Couchsurfers say hello by walking. So I step off the 6am Stansted Shuffle in Krakov and go exploring with Anna - a flooded ex-quarry, a medieval fair on Krakus mound, a fortress built just outside the city walls. At drinks with conference attendees that evening we successfully derail a discussion of web applications into one about Venezuelan butterflies, leave them over hot chocolates in a cafe, then slip off to a smoky bar. It's the first of many late nights, but that's just how this goes.

We play Crazy Taxi on the way to the Wieliczka salt mine, cutting a 30-minute bus ride in half with an unlicenced cab I pick up in the train station. I spend the whole trip more worried about being ripped off than killed in traffic; the situation trips all my scam heuristics. I'm thoroughly confused when it fails to turn into one. This isn't Vietnam.

Kopalnia Soli is a palace, not a mine. I'm not disappointed. We catch the bus back.

Then it's two nights at the Park Inn for the Agile Central Europe Conference. It should really have been three, but I skip the post-conference party in favour of heading out to my second couch at Kazimierz.

Language is shared experience, and as I travel, common phrases take on a new richness. "Roared to life" seems overblown until you've kickstarted a classic bike. "The man on a Clapham omnibus" doesn't mean much until you've met one. Maja is "stunningly beautiful". That is, I'm actually stunned, and our first few moments of conversation in the doorway are stilted.

But that's just how couchsurfing goes. Within half an hour we're comfortable. Nine hours later, at three am, we're still talking but I'm fading fast. We've been joined by half a dozen other couchsurfers by then, both hosts and guests, swapping stories and places around the table.

Krakow does pubs really well. Every place I saw was on a level with the best of London.

It's a rough morning. Not because I have a hangover - contrary to stereotypes, everyone's too busy talking to get really pissed - but because of the phone call that wakes Maja at 8am. The president and most of the government have been killed in a plane crash. I make her a cup of tea; I don't know what else to do.

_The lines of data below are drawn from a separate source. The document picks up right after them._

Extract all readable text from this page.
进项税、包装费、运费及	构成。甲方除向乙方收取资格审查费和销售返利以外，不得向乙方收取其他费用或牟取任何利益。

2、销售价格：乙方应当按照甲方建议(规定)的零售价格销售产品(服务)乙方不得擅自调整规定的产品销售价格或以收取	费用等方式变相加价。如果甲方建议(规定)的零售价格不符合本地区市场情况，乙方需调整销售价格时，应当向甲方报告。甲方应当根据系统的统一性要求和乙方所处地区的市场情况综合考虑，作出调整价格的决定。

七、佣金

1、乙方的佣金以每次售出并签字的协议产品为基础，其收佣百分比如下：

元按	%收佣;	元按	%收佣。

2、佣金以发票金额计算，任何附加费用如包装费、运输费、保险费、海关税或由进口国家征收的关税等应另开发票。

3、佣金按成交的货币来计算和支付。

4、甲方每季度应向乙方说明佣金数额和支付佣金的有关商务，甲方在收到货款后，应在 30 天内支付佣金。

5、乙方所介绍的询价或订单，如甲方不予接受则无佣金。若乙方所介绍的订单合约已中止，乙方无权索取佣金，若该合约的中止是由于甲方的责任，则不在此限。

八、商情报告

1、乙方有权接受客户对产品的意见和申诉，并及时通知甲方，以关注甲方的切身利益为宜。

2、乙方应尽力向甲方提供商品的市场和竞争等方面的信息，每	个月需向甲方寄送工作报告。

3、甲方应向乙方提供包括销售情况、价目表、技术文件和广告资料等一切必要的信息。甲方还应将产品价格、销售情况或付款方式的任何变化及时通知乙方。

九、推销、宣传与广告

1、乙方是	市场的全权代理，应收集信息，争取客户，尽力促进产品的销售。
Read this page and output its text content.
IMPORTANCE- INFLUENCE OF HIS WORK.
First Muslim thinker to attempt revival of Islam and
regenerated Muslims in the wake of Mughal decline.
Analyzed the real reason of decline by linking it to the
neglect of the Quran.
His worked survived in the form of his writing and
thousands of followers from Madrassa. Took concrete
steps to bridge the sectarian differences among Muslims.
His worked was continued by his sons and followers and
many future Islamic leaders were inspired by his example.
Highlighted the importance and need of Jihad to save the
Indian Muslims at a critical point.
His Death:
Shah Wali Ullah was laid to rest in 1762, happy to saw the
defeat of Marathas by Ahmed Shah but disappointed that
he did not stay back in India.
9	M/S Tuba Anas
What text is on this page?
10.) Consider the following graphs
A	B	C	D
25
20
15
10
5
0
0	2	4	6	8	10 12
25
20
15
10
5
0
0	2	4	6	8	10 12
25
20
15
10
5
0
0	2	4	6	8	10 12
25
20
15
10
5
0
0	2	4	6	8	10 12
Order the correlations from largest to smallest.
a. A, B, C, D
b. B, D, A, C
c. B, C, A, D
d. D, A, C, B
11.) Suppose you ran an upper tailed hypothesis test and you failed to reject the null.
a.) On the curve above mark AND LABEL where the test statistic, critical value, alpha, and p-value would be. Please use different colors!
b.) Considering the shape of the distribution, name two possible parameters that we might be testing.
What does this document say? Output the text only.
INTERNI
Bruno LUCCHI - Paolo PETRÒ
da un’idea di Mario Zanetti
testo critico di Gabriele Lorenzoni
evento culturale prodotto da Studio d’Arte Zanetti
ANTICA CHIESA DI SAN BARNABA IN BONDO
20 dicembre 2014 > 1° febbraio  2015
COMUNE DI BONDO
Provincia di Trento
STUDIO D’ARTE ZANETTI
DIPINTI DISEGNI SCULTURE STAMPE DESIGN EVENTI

You don't realise how important your downtime is until you don't have any. The tram to Nova Huta is almost the only time I've been alone in five days. I expected utilitarian concrete nightmare; I got well-planned but unimaginative metropolis. It's funny how the cities people claim they want - well planned, easy to commute, plenty of housing - aren't the ones they want to live in.

I navigate through tramline suspensions (public transport failures aren't unique to London, after all) to the Bunker Art gallery. Art gives you new filters; once you've seen it done, you can apply it to your vision in realtime. Dark Rooms was an exhibition of darkened spaces, the absence of detail providing more room for the imagination.

I'm back in time for a basement birthday party. The language barrier prevents me from casually joining conversations - a much bigger barrier than you'd expect, and one that affected me just as badly at the conference - but they take turns to speak to me one on one, in English. I never get the feeling that it's a chore.

I'm down at 2:30am and back up at 7 sharp to get the plane. My grip on reality is starting to slide. It doesn't help that, for background, I'm reading a book set in Krakow, the narrative slipping between two periods in history. That gives me three, all up, and walking through the Rynek I see echoes of other times.

Other times that never even happened. Sleep deprivation is biting hard. The third day feels worse than the second, but the fifth day doesn't. I don't feel impaired, just slightly .. disconnected. It's an altered state of consciousness, not entirely unpleasant. If I just slept less all the time - many people do - I wonder if I'd get used to it?

I'm back on a plane in less than a week. It looks like I'm going to find out.